Moja lodówka po dzisiejszych zakupach. Ostatnio staram się nie kupować za dużo, mam tendencję do zapełniania lodówki po brzegi, a potem mam problem ze zjedzeniem wszystkiego na czas. Od góry: 6 opakowań winogrom, maliny, jogurt kokosowy (kupiłam go po raz pierwszy, ostatnio próbowałam naturalnego sojowego, był dośc dziwny w smaku, słodki. Ogólnie średnio mi podchodzą tego typu "nabiałowe" rzeczy, ale potrzebowałam jogurtu do sałaty, bo chciałam zrobić tak jak zawsze robiła moja mama, a ten pewnie użyję do jakiegoś sosu). Dalej w granku mam bigos, który zrobiłam po raz pierwszy w życiu, kwaśny jak cholera, ale po 2 dniach leżakowania jest w porzo. Potem 4 opakowania orzechów (moje ulubione to prażone pecan, jem je codziennie xD), tofu i hummus. Niżej mam sałaty, pomidory i pasatę, w kartonowym pudełku są daktyle, a pod pomidorami mam wegański ser żółty, który wzięłam z ciekawości na spróbowanie, ale jet ohydny! Urwałam sobie kawałeczek i wyplułam, bo nie dało się tego przełknąć. Mam zamiar spróbować zrobim z nim tosty, bo może w tedy będzie zjadliwy, ale nie mieli dzis w sklepie mojego chleba :/ W szufladzie mam awokado, pieczarki, pekińską, cukinię, kapustę kiszoną i marchewki. Owoce trzymam poza lodówką (za wyjątkiem winogron, które kupuję tak dużo, że wolę je trzymać w chłodzie, aby przetrwały mi cały tydzień).

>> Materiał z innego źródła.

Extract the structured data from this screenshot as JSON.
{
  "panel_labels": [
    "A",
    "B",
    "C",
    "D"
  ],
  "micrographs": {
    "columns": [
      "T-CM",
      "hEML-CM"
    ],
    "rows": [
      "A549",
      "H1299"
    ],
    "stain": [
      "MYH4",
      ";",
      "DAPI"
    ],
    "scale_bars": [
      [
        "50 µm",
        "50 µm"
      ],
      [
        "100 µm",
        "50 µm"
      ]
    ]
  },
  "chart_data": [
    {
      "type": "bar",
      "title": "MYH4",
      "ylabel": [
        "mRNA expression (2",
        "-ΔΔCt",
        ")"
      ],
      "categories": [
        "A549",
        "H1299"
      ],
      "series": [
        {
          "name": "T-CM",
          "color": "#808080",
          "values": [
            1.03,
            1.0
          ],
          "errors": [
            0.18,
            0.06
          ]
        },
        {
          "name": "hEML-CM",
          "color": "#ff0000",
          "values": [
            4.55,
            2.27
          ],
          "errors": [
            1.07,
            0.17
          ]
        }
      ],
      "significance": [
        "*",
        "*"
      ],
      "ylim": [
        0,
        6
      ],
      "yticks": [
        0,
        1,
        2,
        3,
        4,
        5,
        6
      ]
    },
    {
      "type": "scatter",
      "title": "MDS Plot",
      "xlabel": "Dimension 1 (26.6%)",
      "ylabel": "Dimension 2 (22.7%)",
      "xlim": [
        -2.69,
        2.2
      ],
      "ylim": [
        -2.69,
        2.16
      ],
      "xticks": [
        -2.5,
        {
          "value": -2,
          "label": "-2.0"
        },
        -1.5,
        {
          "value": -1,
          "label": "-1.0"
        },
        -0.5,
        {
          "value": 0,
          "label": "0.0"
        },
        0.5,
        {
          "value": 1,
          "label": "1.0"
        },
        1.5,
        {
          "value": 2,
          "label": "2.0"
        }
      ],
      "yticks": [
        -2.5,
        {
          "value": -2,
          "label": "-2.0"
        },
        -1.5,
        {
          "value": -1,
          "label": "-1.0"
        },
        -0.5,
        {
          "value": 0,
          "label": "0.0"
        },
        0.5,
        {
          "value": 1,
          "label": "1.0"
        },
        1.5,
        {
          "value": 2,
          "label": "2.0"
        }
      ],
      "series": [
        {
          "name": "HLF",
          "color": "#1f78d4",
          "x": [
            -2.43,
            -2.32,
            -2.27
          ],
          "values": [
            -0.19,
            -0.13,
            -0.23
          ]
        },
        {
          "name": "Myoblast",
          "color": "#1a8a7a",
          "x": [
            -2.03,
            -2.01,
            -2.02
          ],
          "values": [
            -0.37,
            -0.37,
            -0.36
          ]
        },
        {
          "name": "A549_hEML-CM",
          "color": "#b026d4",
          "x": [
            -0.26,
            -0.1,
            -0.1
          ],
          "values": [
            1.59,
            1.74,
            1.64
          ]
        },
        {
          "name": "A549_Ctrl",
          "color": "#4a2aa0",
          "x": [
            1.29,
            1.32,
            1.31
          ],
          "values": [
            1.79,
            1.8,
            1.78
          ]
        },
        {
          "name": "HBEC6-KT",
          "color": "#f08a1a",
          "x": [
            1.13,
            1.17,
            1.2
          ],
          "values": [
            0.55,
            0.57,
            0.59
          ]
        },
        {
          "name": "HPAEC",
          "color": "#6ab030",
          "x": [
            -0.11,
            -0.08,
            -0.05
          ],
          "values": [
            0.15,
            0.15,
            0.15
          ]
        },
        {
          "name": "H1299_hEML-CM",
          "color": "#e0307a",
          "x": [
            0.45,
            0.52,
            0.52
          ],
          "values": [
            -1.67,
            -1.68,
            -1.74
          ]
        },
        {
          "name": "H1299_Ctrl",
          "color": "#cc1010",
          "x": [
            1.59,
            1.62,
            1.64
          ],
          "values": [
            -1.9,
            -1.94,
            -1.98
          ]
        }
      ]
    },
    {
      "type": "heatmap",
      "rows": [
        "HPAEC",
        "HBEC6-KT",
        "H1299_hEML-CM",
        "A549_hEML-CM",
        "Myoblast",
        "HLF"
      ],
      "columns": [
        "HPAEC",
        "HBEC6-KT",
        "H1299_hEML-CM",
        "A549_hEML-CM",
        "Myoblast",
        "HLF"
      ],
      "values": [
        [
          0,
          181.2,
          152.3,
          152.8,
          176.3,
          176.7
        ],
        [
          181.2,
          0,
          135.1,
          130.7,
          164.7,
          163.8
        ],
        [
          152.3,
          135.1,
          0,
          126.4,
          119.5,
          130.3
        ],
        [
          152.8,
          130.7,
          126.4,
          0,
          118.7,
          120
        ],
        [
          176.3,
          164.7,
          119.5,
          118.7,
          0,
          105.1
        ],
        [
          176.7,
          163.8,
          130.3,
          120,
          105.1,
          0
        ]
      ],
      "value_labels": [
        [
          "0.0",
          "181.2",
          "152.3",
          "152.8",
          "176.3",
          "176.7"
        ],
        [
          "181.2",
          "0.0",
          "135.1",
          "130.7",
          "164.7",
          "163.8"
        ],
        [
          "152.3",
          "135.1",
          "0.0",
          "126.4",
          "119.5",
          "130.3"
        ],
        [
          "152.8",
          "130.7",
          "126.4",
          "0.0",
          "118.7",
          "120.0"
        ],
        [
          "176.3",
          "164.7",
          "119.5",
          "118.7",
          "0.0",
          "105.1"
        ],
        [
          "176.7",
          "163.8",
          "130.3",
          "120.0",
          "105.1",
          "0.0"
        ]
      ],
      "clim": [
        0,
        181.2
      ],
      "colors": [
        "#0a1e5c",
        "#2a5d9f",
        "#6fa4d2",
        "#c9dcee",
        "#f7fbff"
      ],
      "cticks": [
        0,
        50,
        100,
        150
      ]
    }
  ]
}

Kupiłam dziś też lody Ben & Jerry, bo był nowy smak w sklepie!! Hooked on you tak się nazywa, no ciekawa jestem, choć nic nie pobije Peanut Butter Cup, ale one są tylko w jednym sklepie, do którego nigdy nie jeżdżę, a specjalnie po lody mi sie nie chce.

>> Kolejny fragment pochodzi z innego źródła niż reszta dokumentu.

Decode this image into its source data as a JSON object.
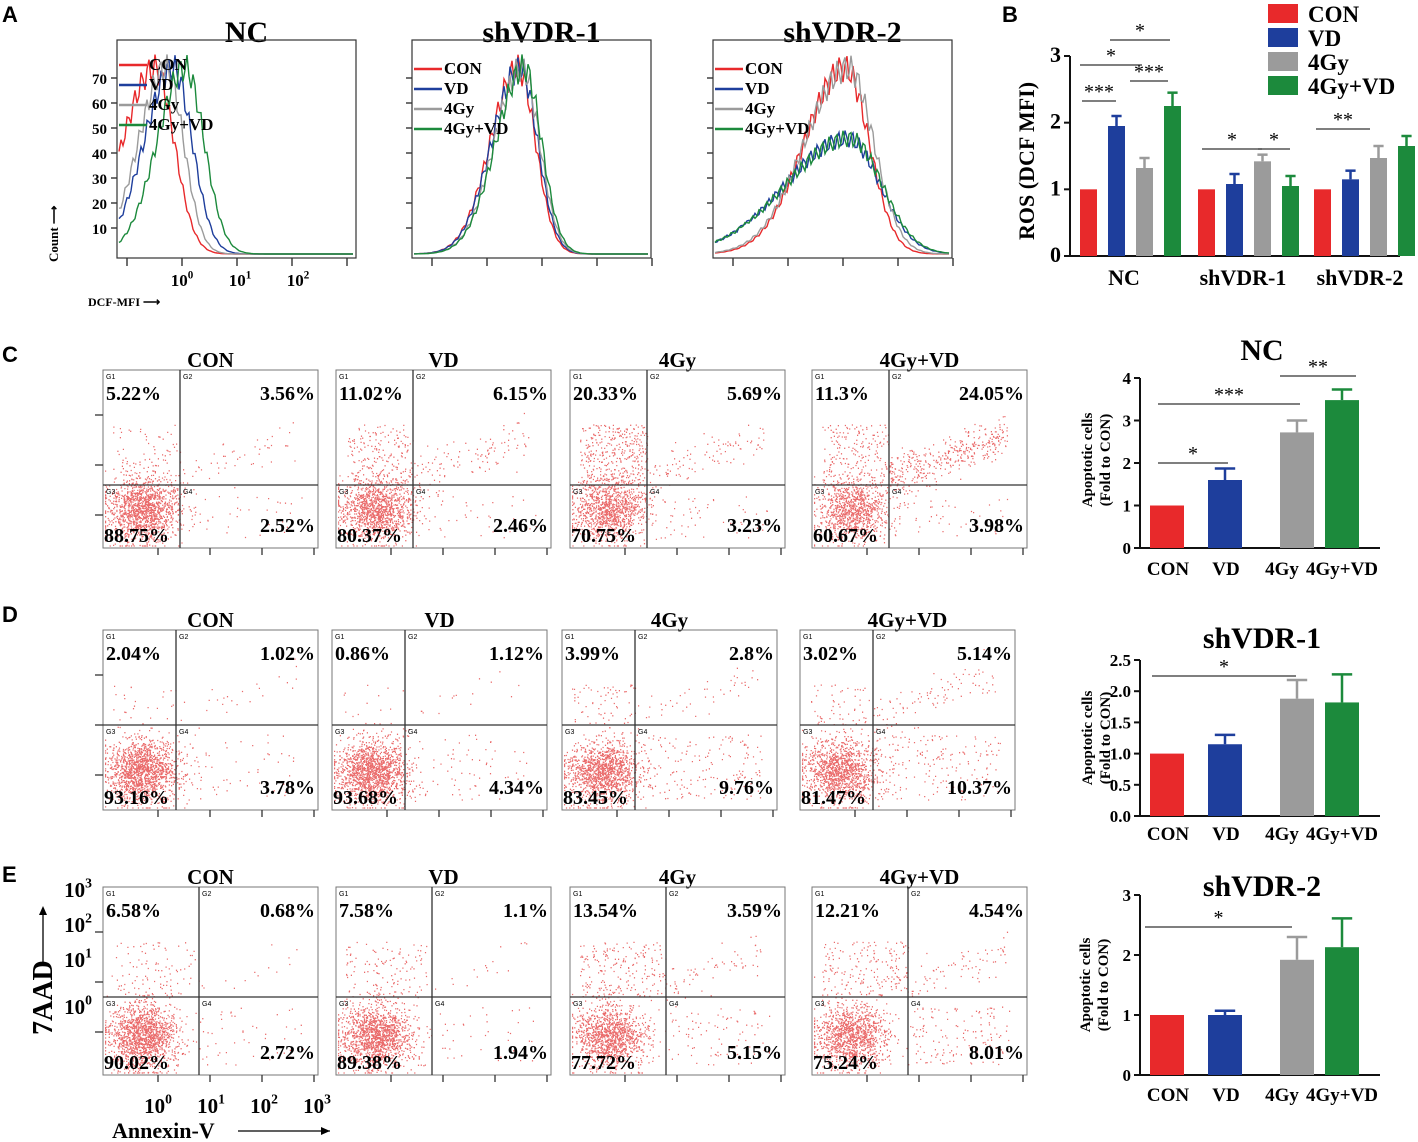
{
  "panel_labels": {
    "A": "A",
    "B": "B",
    "C": "C",
    "D": "D",
    "E": "E"
  },
  "colors": {
    "con": "#e8292b",
    "vd": "#1e3e9c",
    "gy": "#9b9b9b",
    "gyvd": "#1c8a3c",
    "dot": "#e33a3a"
  },
  "legend_labels": [
    "CON",
    "VD",
    "4Gy",
    "4Gy+VD"
  ],
  "histograms": {
    "axis": {
      "count_label": "Count",
      "x_label": "DCF-MFI",
      "y_ticks": [
        "70",
        "60",
        "50",
        "40",
        "30",
        "20",
        "10"
      ],
      "x_ticks": [
        {
          "base": "10",
          "exp": "0"
        },
        {
          "base": "10",
          "exp": "1"
        },
        {
          "base": "10",
          "exp": "2"
        }
      ]
    },
    "titles": [
      "NC",
      "shVDR-1",
      "shVDR-2"
    ]
  },
  "chart_data": [
    {
      "type": "bar",
      "panel": "B",
      "title": "",
      "ylabel": "ROS (DCF MFI)",
      "ylim": [
        0,
        3
      ],
      "yticks": [
        "0",
        "1",
        "2",
        "3"
      ],
      "categories": [
        "NC",
        "shVDR-1",
        "shVDR-2"
      ],
      "series": [
        {
          "name": "CON",
          "values": [
            1.0,
            1.0,
            1.0
          ],
          "errors": [
            0,
            0,
            0
          ]
        },
        {
          "name": "VD",
          "values": [
            1.95,
            1.08,
            1.15
          ],
          "errors": [
            0.15,
            0.15,
            0.13
          ]
        },
        {
          "name": "4Gy",
          "values": [
            1.32,
            1.42,
            1.47
          ],
          "errors": [
            0.15,
            0.1,
            0.18
          ]
        },
        {
          "name": "4Gy+VD",
          "values": [
            2.25,
            1.05,
            1.65
          ],
          "errors": [
            0.2,
            0.15,
            0.15
          ]
        }
      ],
      "significance": [
        "***",
        "*",
        "*",
        "***",
        "*",
        "*",
        "**"
      ]
    },
    {
      "type": "bar",
      "panel": "C",
      "title": "NC",
      "ylabel": "Apoptotic cells",
      "ylabel2": "(Fold to CON)",
      "ylim": [
        0,
        4
      ],
      "yticks": [
        "0",
        "1",
        "2",
        "3",
        "4"
      ],
      "categories": [
        "CON",
        "VD",
        "4Gy",
        "4Gy+VD"
      ],
      "values": [
        1.0,
        1.6,
        2.72,
        3.48
      ],
      "errors": [
        0,
        0.27,
        0.28,
        0.25
      ],
      "significance": [
        "*",
        "***",
        "**"
      ]
    },
    {
      "type": "bar",
      "panel": "D",
      "title": "shVDR-1",
      "ylabel": "Apoptotic cells",
      "ylabel2": "(Fold to CON)",
      "ylim": [
        0,
        2.5
      ],
      "yticks": [
        "0.0",
        "0.5",
        "1.0",
        "1.5",
        "2.0",
        "2.5"
      ],
      "categories": [
        "CON",
        "VD",
        "4Gy",
        "4Gy+VD"
      ],
      "values": [
        1.0,
        1.15,
        1.88,
        1.82
      ],
      "errors": [
        0,
        0.15,
        0.3,
        0.45
      ],
      "significance": [
        "*"
      ]
    },
    {
      "type": "bar",
      "panel": "E",
      "title": "shVDR-2",
      "ylabel": "Apoptotic cells",
      "ylabel2": "(Fold to CON)",
      "ylim": [
        0,
        3
      ],
      "yticks": [
        "0",
        "1",
        "2",
        "3"
      ],
      "categories": [
        "CON",
        "VD",
        "4Gy",
        "4Gy+VD"
      ],
      "values": [
        1.0,
        1.0,
        1.92,
        2.13
      ],
      "errors": [
        0,
        0.07,
        0.38,
        0.48
      ],
      "significance": [
        "*"
      ]
    }
  ],
  "flow": {
    "gates": [
      "G1",
      "G2",
      "G3",
      "G4"
    ],
    "axis_y_label": "7AAD",
    "axis_x_label": "Annexin-V",
    "y_ticks": [
      {
        "base": "10",
        "exp": "3"
      },
      {
        "base": "10",
        "exp": "2"
      },
      {
        "base": "10",
        "exp": "1"
      },
      {
        "base": "10",
        "exp": "0"
      }
    ],
    "x_ticks": [
      {
        "base": "10",
        "exp": "0"
      },
      {
        "base": "10",
        "exp": "1"
      },
      {
        "base": "10",
        "exp": "2"
      },
      {
        "base": "10",
        "exp": "3"
      }
    ],
    "rows": [
      {
        "row": "C",
        "plots": [
          {
            "title": "CON",
            "ul": "5.22%",
            "ur": "3.56%",
            "ll": "88.75%",
            "lr": "2.52%"
          },
          {
            "title": "VD",
            "ul": "11.02%",
            "ur": "6.15%",
            "ll": "80.37%",
            "lr": "2.46%"
          },
          {
            "title": "4Gy",
            "ul": "20.33%",
            "ur": "5.69%",
            "ll": "70.75%",
            "lr": "3.23%"
          },
          {
            "title": "4Gy+VD",
            "ul": "11.3%",
            "ur": "24.05%",
            "ll": "60.67%",
            "lr": "3.98%"
          }
        ]
      },
      {
        "row": "D",
        "plots": [
          {
            "title": "CON",
            "ul": "2.04%",
            "ur": "1.02%",
            "ll": "93.16%",
            "lr": "3.78%"
          },
          {
            "title": "VD",
            "ul": "0.86%",
            "ur": "1.12%",
            "ll": "93.68%",
            "lr": "4.34%"
          },
          {
            "title": "4Gy",
            "ul": "3.99%",
            "ur": "2.8%",
            "ll": "83.45%",
            "lr": "9.76%"
          },
          {
            "title": "4Gy+VD",
            "ul": "3.02%",
            "ur": "5.14%",
            "ll": "81.47%",
            "lr": "10.37%"
          }
        ]
      },
      {
        "row": "E",
        "plots": [
          {
            "title": "CON",
            "ul": "6.58%",
            "ur": "0.68%",
            "ll": "90.02%",
            "lr": "2.72%"
          },
          {
            "title": "VD",
            "ul": "7.58%",
            "ur": "1.1%",
            "ll": "89.38%",
            "lr": "1.94%"
          },
          {
            "title": "4Gy",
            "ul": "13.54%",
            "ur": "3.59%",
            "ll": "77.72%",
            "lr": "5.15%"
          },
          {
            "title": "4Gy+VD",
            "ul": "12.21%",
            "ur": "4.54%",
            "ll": "75.24%",
            "lr": "8.01%"
          }
        ]
      }
    ]
  }
}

Dziś od znajomego dowiedziałam się o sklepie, nie tak daleko ode mnie, w którym jest podobno wszystko i są produkty, których się nie kupi w żadnym innym markecie! :O Oprócz tego mają ogromny grocery store z warzywami i owocami, wszystko świeże. Noooo to teraz mam przerąbane, precież jak ja tam pójdę, to przepadnę całkiem, a raczej mój portfel xD Bedą jaja.

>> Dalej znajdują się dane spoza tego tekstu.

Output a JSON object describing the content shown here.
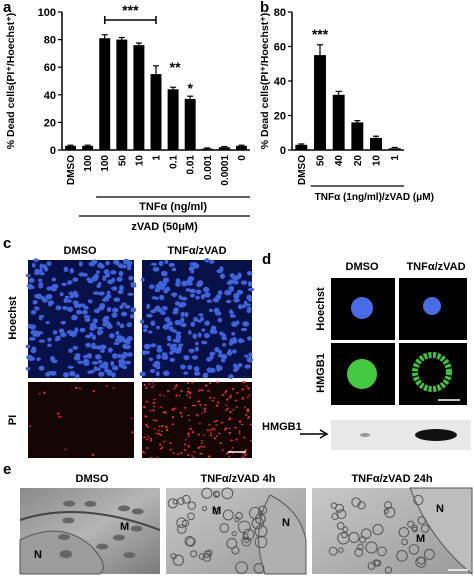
{
  "chart_data": [
    {
      "type": "bar",
      "panel": "a",
      "ylabel": "% Dead cells(PI⁺/Hoechst⁺)",
      "categories": [
        "DMSO",
        "100",
        "100",
        "50",
        "10",
        "1",
        "0.1",
        "0.01",
        "0.001",
        "0.0001",
        "0"
      ],
      "values": [
        3,
        3,
        81,
        80,
        76,
        55,
        44,
        37,
        1,
        2,
        3
      ],
      "errors": [
        0.5,
        0.5,
        2.5,
        1.5,
        1.5,
        6,
        1.5,
        2,
        0.5,
        0.5,
        0.5
      ],
      "color": "#000000",
      "ylim": [
        0,
        100
      ],
      "yticks": [
        0,
        20,
        40,
        60,
        80,
        100
      ],
      "annotations": [
        "***",
        "**",
        "*"
      ],
      "group_labels": [
        "TNFα (ng/ml)",
        "zVAD (50μM)"
      ]
    },
    {
      "type": "bar",
      "panel": "b",
      "ylabel": "% Dead cells(PI⁺/Hoechst⁺)",
      "categories": [
        "DMSO",
        "50",
        "40",
        "20",
        "10",
        "1"
      ],
      "values": [
        3,
        55,
        32,
        16,
        7,
        1
      ],
      "errors": [
        0.5,
        6,
        2,
        1,
        1,
        0.5
      ],
      "color": "#000000",
      "ylim": [
        0,
        80
      ],
      "yticks": [
        0,
        20,
        40,
        60,
        80
      ],
      "annotations": [
        "***"
      ],
      "xlabel": "TNFα (1ng/ml)/zVAD (μM)"
    }
  ],
  "panel_c": {
    "label": "c",
    "columns": [
      "DMSO",
      "TNFα/zVAD"
    ],
    "rows": [
      "Hoechst",
      "PI"
    ]
  },
  "panel_d": {
    "label": "d",
    "columns": [
      "DMSO",
      "TNFα/zVAD"
    ],
    "rows": [
      "Hoechst",
      "HMGB1"
    ],
    "blot_label": "HMGB1"
  },
  "panel_e": {
    "label": "e",
    "columns": [
      "DMSO",
      "TNFα/zVAD 4h",
      "TNFα/zVAD 24h"
    ],
    "marks": [
      "N",
      "M"
    ]
  }
}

Podczas gdy stałam w kolejce do kasy, pare osób przede mną był pan, któremu brakło na zakupy, więc zaczął po kolei rezygnować w pewnych produktów, odłożył kawę, soki, ciastka i mango. W końcu zapłacił i zajrzawszy do portfela poprosił jeszcze o to mango. Grosz do grosza i jakoś mu starczyło. Gdy wychodziłam z tego sklepu to ten pan jeszcze był w środku i się pakował i od razu zaczął jeśc to mango, tak ze skórą jak jabłko. Jakoś tak żal mi się go zrobiło i w sumie miałam już mu dać jakieś pieniądze, ale powstrzymałam się. Nie znam histori tego człowieka, nie wiem w jakiej jest sytuacji, jak żyje co potrzebuje. Nie wiem, coś mnie po prostu powstrzymało. Ale uświadomiłam sobie jakie rajskie mam życie. Bo ja, tego samego dnia, w poprzednim sklepie kupiłam sześć sztuk mango bez zastanowienia, a ten pan musiał wyciągać ostatnie centy, żeby dostać jedno sztukę.